Formula: Burn rate = Error rate / (1 - SLO)

To calculate how long until the budget runs out, divide the compliance period by the burn rate.

Example for a 30-day compliance period:

Burn rateTime to exhaust the error budgetMeaning
130 days (30 / 1)Budget consumed at exactly the expected pace
215 days (30 / 2)Budget consumed at 2x the expected pace
6012 hours (30 / 60)Budget consumed at 60x the expected pace -- immediate attention required

Alert rules

Alert rules notify you when the error budget is being consumed too quickly, giving you time to respond before an SLO violation occurs.

ASM uses a multi-window burn rate approach. This method detects both fast burns (high error rates over short periods) and slow burns (moderate error rates over longer periods), while filtering out unnecessary alerts from brief, minor spikes.

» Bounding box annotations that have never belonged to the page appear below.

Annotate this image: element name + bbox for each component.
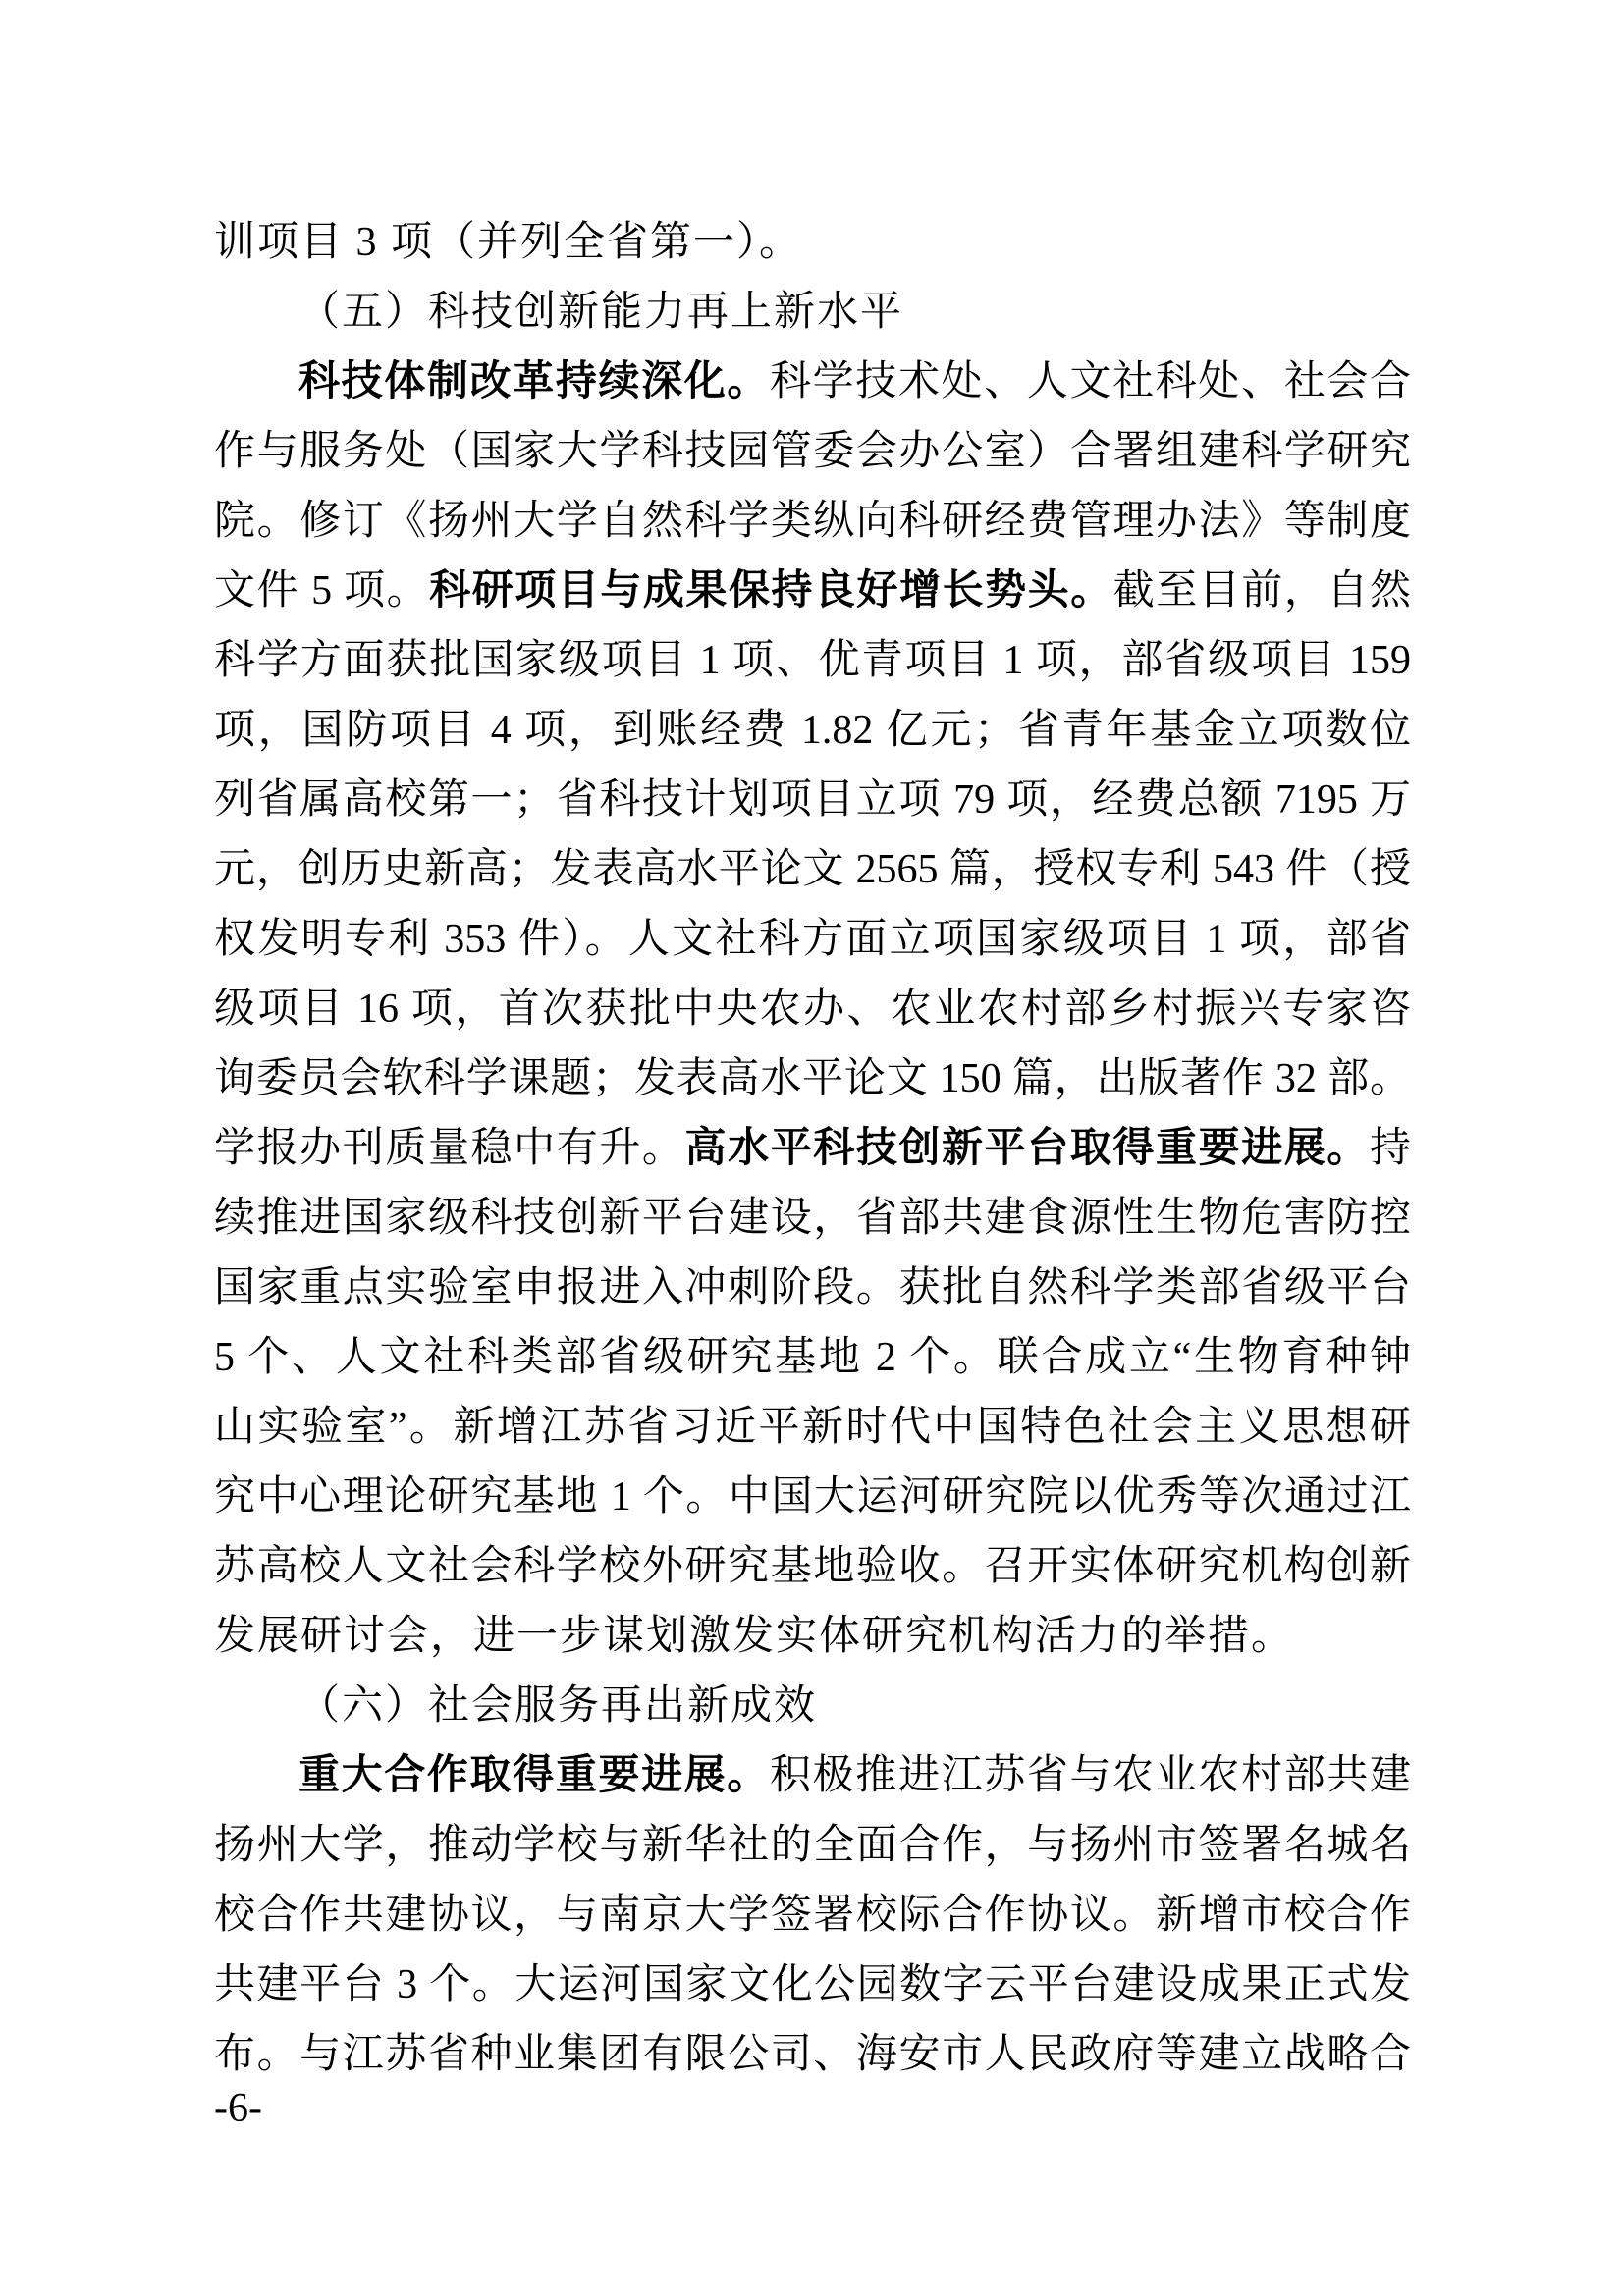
text-line <box>214 1463 1411 1532</box>
text-line <box>214 766 1411 835</box>
text-line <box>214 1881 1411 1950</box>
text-run: 5 个、人文社科类部省级研究基地 2 个。联合成立“生物育种钟 <box>214 1335 1411 1380</box>
emphasis-text-run: 科研项目与成果保持良好增长势头。 <box>429 568 1113 614</box>
text-run: 究中心理论研究基地 1 个。中国大运河研究院以优秀等次通过江 <box>214 1474 1411 1520</box>
text-run: 作与服务处（国家大学科技园管委会办公室）合署组建科学研究 <box>214 429 1411 474</box>
text-run: 训项目 3 项（并列全省第一）。 <box>214 220 803 265</box>
text-run: 布。与江苏省种业集团有限公司、海安市人民政府等建立战略合 <box>214 2032 1411 2077</box>
page-number: -6- <box>214 2086 262 2131</box>
text-line <box>214 975 1411 1044</box>
text-run: 级项目 16 项，首次获批中央农办、农业农村部乡村振兴专家咨 <box>214 987 1411 1032</box>
text-line <box>214 1602 1411 1672</box>
text-line <box>214 1950 1411 2020</box>
text-line <box>214 696 1411 766</box>
text-line <box>214 208 1411 278</box>
text-run: 学报办刊质量稳中有升。 <box>214 1126 685 1171</box>
emphasis-text-run: 重大合作取得重要进展。 <box>298 1753 771 1798</box>
text-line <box>214 1184 1411 1254</box>
text-line <box>214 1254 1411 1323</box>
text-line <box>214 2020 1411 2090</box>
text-run: 询委员会软科学课题；发表高水平论文 150 篇，出版著作 32 部。 <box>214 1056 1411 1101</box>
text-line <box>214 905 1411 975</box>
text-line <box>214 1741 1411 1811</box>
section-heading <box>214 278 1411 347</box>
text-run: 苏高校人文社会科学校外研究基地验收。召开实体研究机构创新 <box>214 1544 1411 1589</box>
text-run: 积极推进江苏省与农业农村部共建 <box>770 1753 1411 1798</box>
text-run: 项，国防项目 4 项，到账经费 1.82 亿元；省青年基金立项数位 <box>214 708 1411 753</box>
text-line <box>214 557 1411 626</box>
text-line <box>214 417 1411 487</box>
text-block <box>214 208 1411 2090</box>
text-run: 列省属高校第一；省科技计划项目立项 79 项，经费总额 7195 万 <box>214 777 1411 823</box>
text-run: 续推进国家级科技创新平台建设，省部共建食源性生物危害防控 <box>214 1196 1411 1241</box>
text-run: 元，创历史新高；发表高水平论文 2565 篇，授权专利 543 件（授 <box>214 847 1411 892</box>
text-run: 国家重点实验室申报进入冲刺阶段。获批自然科学类部省级平台 <box>214 1265 1411 1310</box>
text-line <box>214 626 1411 696</box>
text-line <box>214 1393 1411 1463</box>
text-run: 发展研讨会，进一步谋划激发实体研究机构活力的举措。 <box>214 1614 1295 1659</box>
text-run: （五）科技创新能力再上新水平 <box>298 290 904 335</box>
text-line <box>214 1044 1411 1114</box>
text-run: 科学方面获批国家级项目 1 项、优青项目 1 项，部省级项目 159 <box>214 638 1411 683</box>
text-line <box>214 1532 1411 1602</box>
text-line <box>214 1323 1411 1393</box>
text-run: 科学技术处、人文社科处、社会合 <box>770 359 1411 404</box>
text-run: （六）社会服务再出新成效 <box>298 1683 818 1729</box>
text-line <box>214 347 1411 417</box>
text-run: 院。修订《扬州大学自然科学类纵向科研经费管理办法》等制度 <box>214 499 1411 544</box>
text-line <box>214 487 1411 557</box>
text-run: 校合作共建协议，与南京大学签署校际合作协议。新增市校合作 <box>214 1893 1411 1938</box>
text-run: 权发明专利 353 件）。人文社科方面立项国家级项目 1 项，部省 <box>214 917 1411 962</box>
text-run: 截至目前，自然 <box>1112 568 1411 614</box>
section-heading <box>214 1672 1411 1741</box>
text-line <box>214 835 1411 905</box>
text-run: 文件 5 项。 <box>214 568 430 614</box>
text-line <box>214 1114 1411 1184</box>
text-run: 共建平台 3 个。大运河国家文化公园数字云平台建设成果正式发 <box>214 1962 1411 2007</box>
text-line <box>214 1811 1411 1881</box>
text-run: 扬州大学，推动学校与新华社的全面合作，与扬州市签署名城名 <box>214 1823 1411 1868</box>
emphasis-text-run: 高水平科技创新平台取得重要进展。 <box>684 1126 1370 1171</box>
text-run: 持 <box>1369 1126 1411 1171</box>
emphasis-text-run: 科技体制改革持续深化。 <box>298 359 771 404</box>
text-run: 山实验室”。新增江苏省习近平新时代中国特色社会主义思想研 <box>214 1405 1411 1450</box>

How multi-window alerting works

Each alert rule uses two time windows:

WindowRoleUnit
Long windowDetection -- measures the burn rate over a longer period to identify sustained issuesHours to days
Short windowRecovery -- checks the recent burn rate to clear alerts promptly after an issue is resolvedMinutes (1/12 of the long window)

An alert fires only when the burn rate exceeds the threshold in both windows. This two-window design prevents stale alerts from persisting after a fault is fixed.

Fast burn vs. slow burn alerts

For a 30-day SLO, ASM supports two alert severity levels that correspond to different burn patterns:

Alert typeBurn patternTrigger conditionBurn rate threshold
Page-level (fast burn)High error rate over a short period -- requires immediate attention2% of error budget consumed in 1 hour, or 5% consumed in 6 hours14.4x or 6x
Ticket-level (slow burn)Moderate error rate over a longer period -- investigate during working hours10% of error budget consumed in 1 day, or over 3 days3x or 1x

Why the short window matters

Without the short window, an alert persists for the duration of the long window even after the underlying fault is fixed. With the short window set to 1/12 of the long window, alerts clear shortly after the error rate drops.

Example: The error rate remains at 2x the threshold for 3 days. The fault is fixed on day 3. With the short window configured, the alert clears approximately 6 hours later. Without the short window, the alert would persist for the full 3 days after the fault is resolved.